Kambili and Jaja communicate through a secret language, an empathy of looks; their Mama too chooses to speak few words for fear they might be the wrong ones. But Kambili is growing up and beginning to notice she's not like other teenagers, particularly her loud and opinionated cousins. And when a military coup prolongs the visit she and Jaja are making to their Aunty Ifeoma, a university lecturer threatened by her own struggle against corruption, they really begin to find their voices. Meeting local priest Father Amadi introduces them to a gentler, more forgiving version of their faith but Papa is unwilling to loosen his grip and for Kambili, Jaja and Mama the struggle is ultimately a brutal one.
Kambili narrates her own story and, so intensely real is Adichie's closely observed writing, she immediately draws you in. Mama caresses her cornrows
she liked to do that, to trace the way strands of hair from different parts of my scalp meshed and held together...I could smell the chalky deodorant under her arms. Her brown face, flawless but for the recent jagged scar on her forehead, was expressionless.while Papa offers her a sip of his tea
Have a love sip he would say...Then I would hold the cup with both hands and raise it to my lips. One sip. The tea was always too hot, always burned my tongue...But it didn't matter because I knew that when the tea burned my tongue, it burned Papa's love into meThe details of Kambili's world are vividly authentic, from the tastes and textures of the fufu and onugbu soup she eats for lunch to the exotic colours of the hibiscus and allamanda flowers. The smallest of shifts, such as Papa unexpectedly switching from English to Igbo, can signal a threatening change of mood, another sin to be corrected. You find yourself coming to care deeply for Kambili's well-being but Adichie is equally skilled in her portrayal of Papa, a black man following a white Jesus. She shows him not as an unthinking monster, rather a man capable of great goodness who, in the name of religion and saving their souls from eternal damnation, abuses his wife and children and all but cuts his ties with his own father and sister. Kambili's growing feelings for Father Amadi are also explored with great sensitivity, although I was a little less certain about his response.
Adichie's love of her homeland shines through every page, as too does her awareness of its many shortcomings.
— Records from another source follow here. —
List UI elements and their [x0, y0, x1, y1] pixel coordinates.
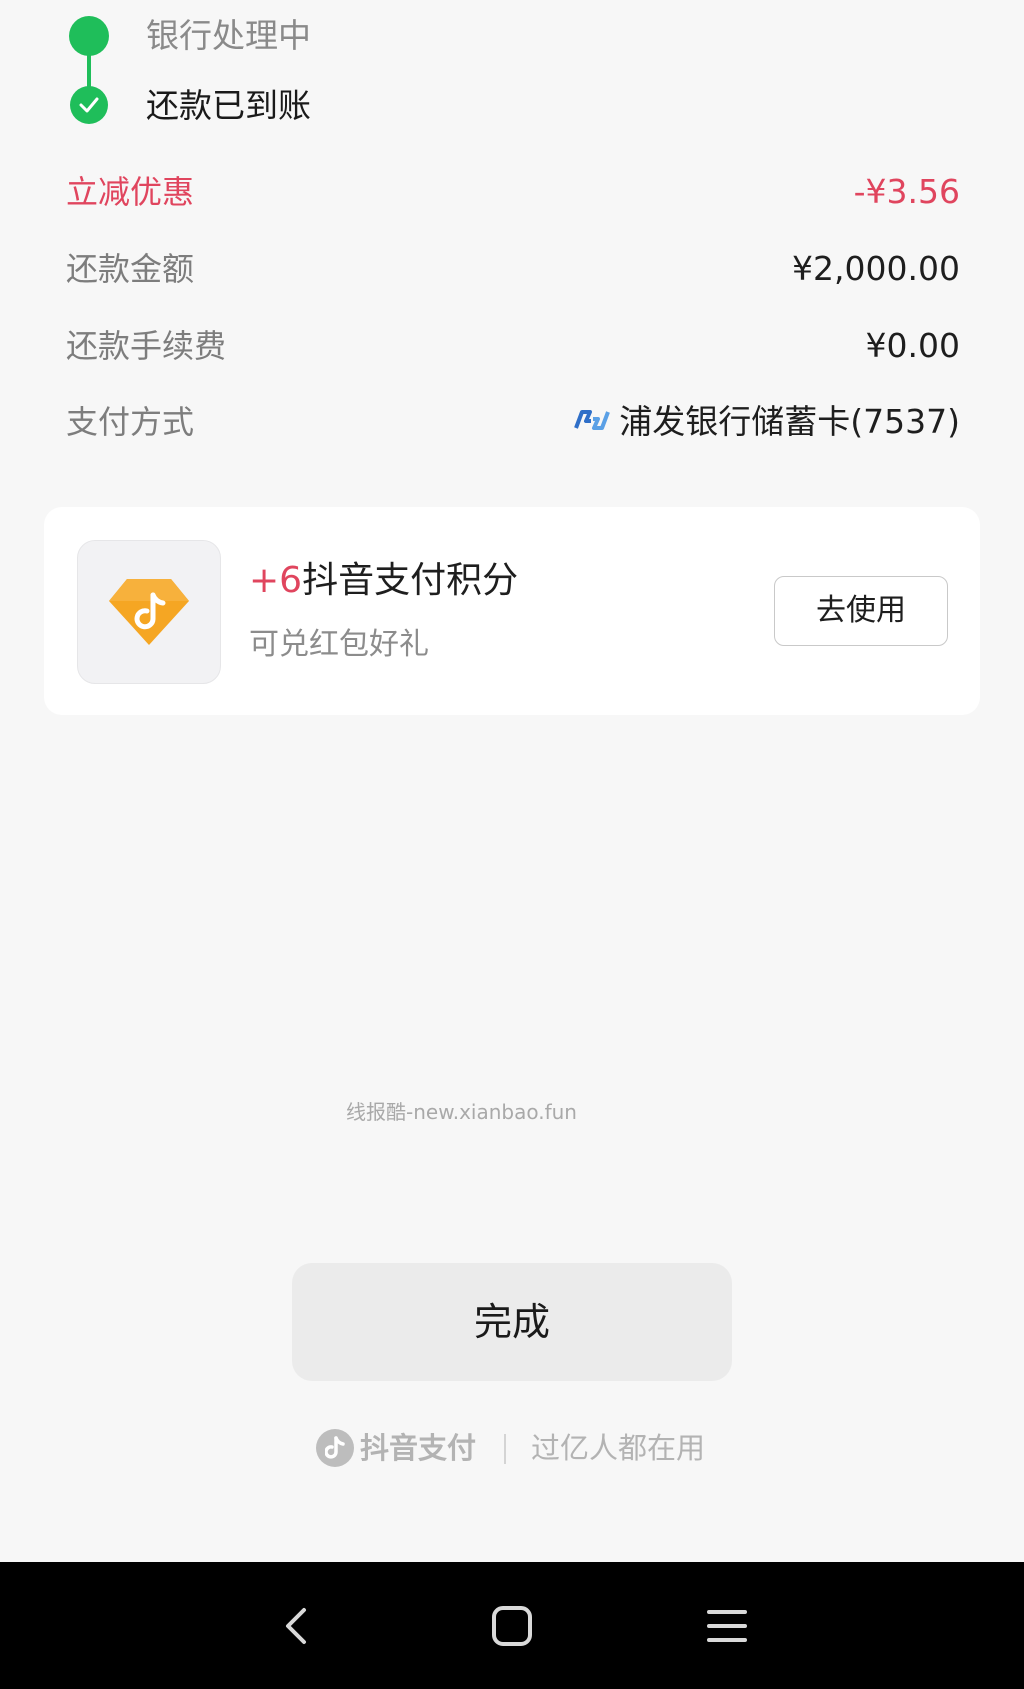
points-title: +6抖音支付积分 [249, 559, 518, 603]
spdb-bank-logo-icon [573, 399, 611, 443]
douyin-pay-points-icon [77, 540, 221, 684]
system-nav-bar [0, 1562, 1024, 1689]
discount-value: -¥3.56 [853, 172, 960, 211]
progress-timeline: 银行处理中 还款已到账 [68, 16, 468, 126]
brand-divider [504, 1434, 506, 1464]
amount-row: 还款金额 ¥2,000.00 [66, 247, 960, 291]
amount-value: ¥2,000.00 [792, 249, 960, 288]
brand-slogan: 过亿人都在用 [531, 1431, 706, 1465]
discount-row: 立减优惠 -¥3.56 [66, 170, 960, 214]
payment-method-value: 浦发银行储蓄卡(7537) [573, 400, 960, 444]
discount-label: 立减优惠 [66, 173, 195, 211]
fee-value: ¥0.00 [865, 326, 960, 365]
payment-method-text: 浦发银行储蓄卡(7537) [619, 402, 960, 441]
payment-method-label: 支付方式 [66, 403, 195, 441]
done-button[interactable]: 完成 [292, 1263, 732, 1381]
brand-name: 抖音支付 [360, 1431, 477, 1465]
back-icon[interactable] [268, 1596, 328, 1656]
menu-icon[interactable] [697, 1596, 757, 1656]
step-dot-icon [69, 16, 109, 56]
watermark-text: 线报酷-new.xianbao.fun [346, 1100, 577, 1124]
fee-label: 还款手续费 [66, 327, 227, 365]
points-subtitle: 可兑红包好礼 [249, 627, 429, 662]
home-icon[interactable] [482, 1596, 542, 1656]
fee-row: 还款手续费 ¥0.00 [66, 324, 960, 368]
amount-label: 还款金额 [66, 250, 195, 288]
use-points-button[interactable]: 去使用 [774, 576, 948, 646]
points-card: +6抖音支付积分 可兑红包好礼 去使用 [44, 507, 980, 715]
check-circle-icon [70, 86, 108, 124]
douyin-logo-icon [316, 1429, 354, 1467]
points-amount: +6 [249, 560, 303, 601]
payment-method-row: 支付方式 浦发银行储蓄卡(7537) [66, 400, 960, 444]
points-label: 抖音支付积分 [302, 560, 519, 601]
step-bank-processing: 银行处理中 [146, 16, 311, 55]
step-repayment-arrived: 还款已到账 [146, 86, 311, 125]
She writes of places she knows intimately and it shows; the university town of Nsukka where Aunty Ifeoma and the cousins live in their cramped and shabby flat is where Adichie herself grew up. Her hero is the renowned Nigerian writer Chinua Achebe and she incorporates the title of his book Things Fall Apart into this novel's opening line. Purple Hibiscus has a linear structure, simpler than Half of a Yellow Sun, retaining Kambili as its sole narrator throughout. Yet it's still an astonishingly confident and accomplished debut and one which makes me even more impatient for my book group to read Americanah.